As we watch these fictional parents who are actively raising children get their feelings hurt and clumsily try to insinuate themselves into their offsprings’ lives, it’s been nearly impossible for me, a mom of three, not see some of myself in these characters.
In this recent episode, at least two of the parents’ experiences rang particularly true for me, on a personal level:
Kristina, who way overstepped and was too enthusiastic about the fact that her daughter Haddie was running for junior class president, chose to simply ignore the obvious fact that her daughter didn’t want her help and didn’t ask for it. Kristina, who used to run campaigns for a living, was like an out-of-control freight train as she admonished Haddie for not having a platform, a set of issues on which she was basing her campaign. Haddie just wanted Kristina to drive her to Target, not offer advice on colors for her campaign posters or leave inspirational books about making speeches on her bed and then hound her about whether she’d read it yet.
Kristina represented the hyper-involved, helicopter parent who means well but just doesn’t know how to let her kids make their own mistakes, a lesson that’s much easier said than done. Watching Kristina make these missteps served as a reminder to me that just because my middle school-aged daughter says that she’s thinking of joining the school newspaper, doesn’t mean she wants her old mom (who used to be a newspaper reporter) to start intrusively meddling and giving her unsolicited pointers, as much as I might want to.
It was similarly hard to watch Sarah try to out-cool her daughter Amber’s best friend’s parents, with whom Amber’s been spending lots of time. Derisively calling them the “fantastic people,” Sarah felt as though, in some way, she’d lost her daughter to this affluent, hip family. “I can’t compete,” she lamented while she tried to think of ways to best them.
What I loved about this storyline was that the writers are aware that having a mom of a teen try to make herself look like a cool, club-hopper is, what’s the word, um, awkward. (It was downright embarrassing observing Sarah beg her teenager to do her eyeliner so that it looked like her daughter’s.) Having the bouncer call Sarah “ma’am” and not allow her entree into the club — while two young hotties were allowed in — was a clear message that Sarah was trying to be something she wasn’t and can’t really be: Cool in the eyes of her daughter.
And how poignant and painful was Adam’s longing for a connection with his son Max? Sure, he went about trying to make Max pay attention to him, to forcefully engage him in a conversation, in ham-fisted ways. He struggled with Max over silly things, like what music was (or wasn’t) on the radio or whether Max wanted to sit next to him and watch a baseball game on TV. But this was an authentic and raw dramatization of the emotions that I think most parents experience when their children push them away, as they’re supposed to do as part of growing up. In Max’s case, the issue is magnified because of his Asperger’s.
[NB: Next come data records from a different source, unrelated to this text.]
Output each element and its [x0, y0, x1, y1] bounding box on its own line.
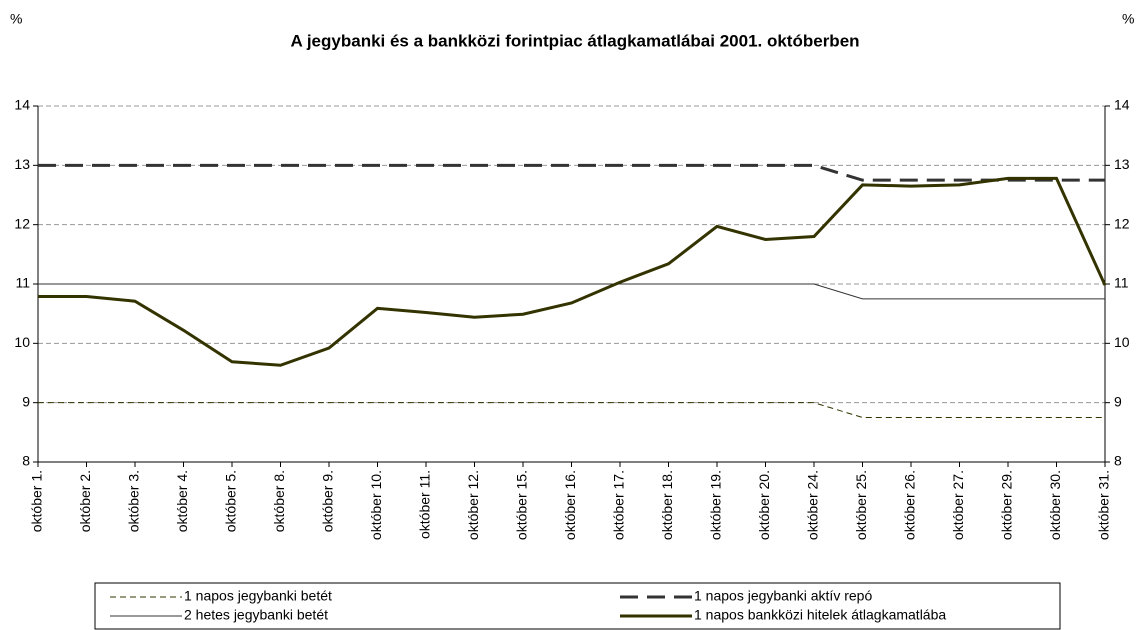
x-tick-label: október 11. [417, 470, 433, 539]
x-tick-label: október 29. [999, 470, 1015, 540]
series-line [38, 402, 1105, 418]
series-line [38, 163, 1105, 182]
x-tick-label: október 24. [805, 470, 821, 540]
x-tick-label: október 17. [611, 470, 627, 540]
x-tick-label: október 25. [853, 470, 869, 540]
y-tick-label: 9 [22, 393, 30, 409]
x-tick-label: október 4. [174, 470, 190, 532]
y-tick-label: 8 [22, 453, 30, 469]
legend-label: 2 hetes jegybanki betét [184, 607, 328, 623]
y-axis-label: % [10, 11, 22, 27]
y-tick-label: 14 [14, 97, 30, 113]
x-tick-label: október 2. [77, 470, 93, 532]
x-tick-label: október 27. [950, 470, 966, 540]
x-tick-label: október 26. [902, 470, 918, 540]
y2-axis-label: % [1122, 11, 1134, 27]
x-tick-label: október 8. [271, 470, 287, 532]
y2-tick-label: 8 [1114, 453, 1122, 469]
y2-tick-label: 9 [1114, 393, 1122, 409]
y2-tick-label: 11 [1114, 275, 1129, 291]
legend-box [94, 582, 1061, 630]
x-tick-label: október 19. [708, 470, 724, 540]
x-tick-label: október 3. [126, 470, 142, 532]
y-tick-label: 13 [14, 156, 30, 172]
y2-tick-label: 14 [1114, 97, 1130, 113]
x-tick-label: október 31. [1096, 470, 1112, 540]
series-line [38, 283, 1105, 300]
legend-label: 1 napos bankközi hitelek átlagkamatlába [694, 607, 946, 623]
x-tick-label: október 16. [562, 470, 578, 540]
x-tick-label: október 9. [320, 470, 336, 532]
y-tick-label: 10 [14, 334, 30, 350]
x-tick-label: október 15. [514, 470, 530, 540]
legend-label: 1 napos jegybanki aktív repó [694, 588, 872, 604]
y-tick-label: 12 [14, 215, 30, 231]
x-tick-label: október 12. [465, 470, 481, 540]
legend-label: 1 napos jegybanki betét [184, 588, 332, 604]
x-tick-label: október 5. [223, 470, 239, 532]
series-line [38, 176, 1107, 367]
x-tick-label: október 10. [368, 470, 384, 540]
chart-title: A jegybanki és a bankközi forintpiac átl… [290, 31, 859, 50]
y-tick-label: 11 [15, 275, 30, 291]
x-tick-label: október 20. [756, 470, 772, 540]
x-tick-label: október 30. [1047, 470, 1063, 540]
y2-tick-label: 10 [1114, 334, 1130, 350]
x-tick-label: október 1. [29, 470, 45, 532]
x-tick-label: október 18. [659, 470, 675, 540]
y2-tick-label: 12 [1114, 215, 1130, 231]
y2-tick-label: 13 [1114, 156, 1130, 172]
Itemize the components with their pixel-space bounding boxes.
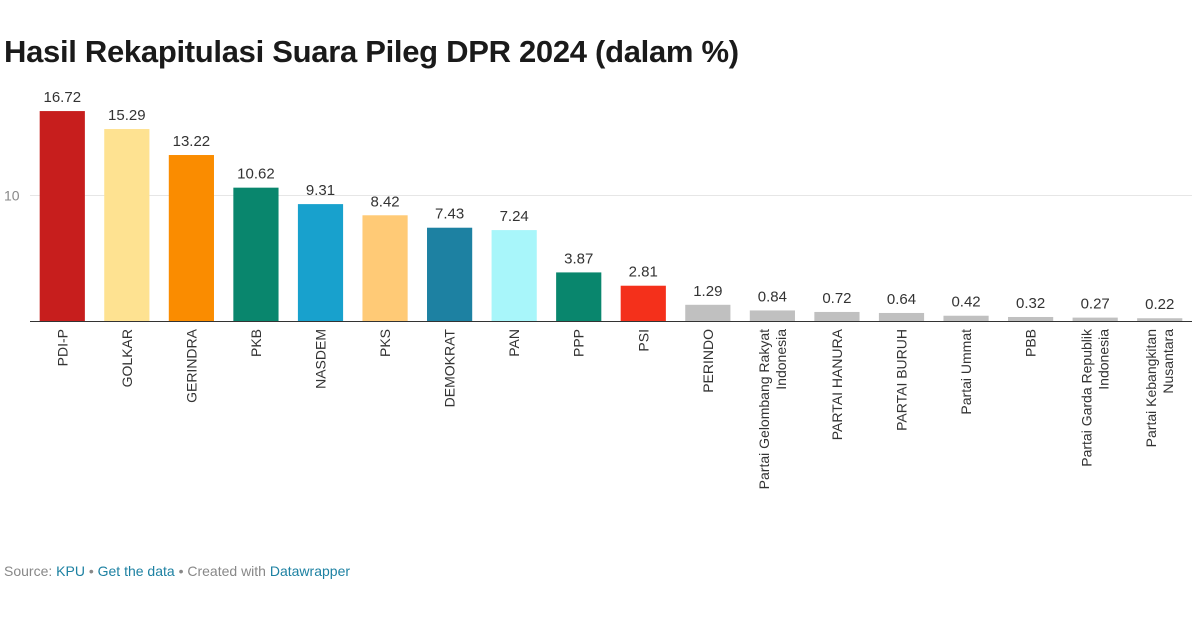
x-tick-label-group: PERINDO [700,329,716,393]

Backing off and allowing a child to make mistakes and choose to spend time with other families is really, really hard, as is trying not to take personally a child’s seeming disinterest in a parent’s life or in hanging out with a parent. And Parenthood is handling these subjects really well.
Crosby and Joel fighting with strong women over child-related control matters — Crosby with Jabbar’s grandmother and Joel with Julia over having a second child — were well done too. And when it comes to Joel’s irritation with being saddled with all the child care responsibilities while Julia works, doesn’t seem as though it’s going to go away any time soon, despite his agreeing to try for another baby.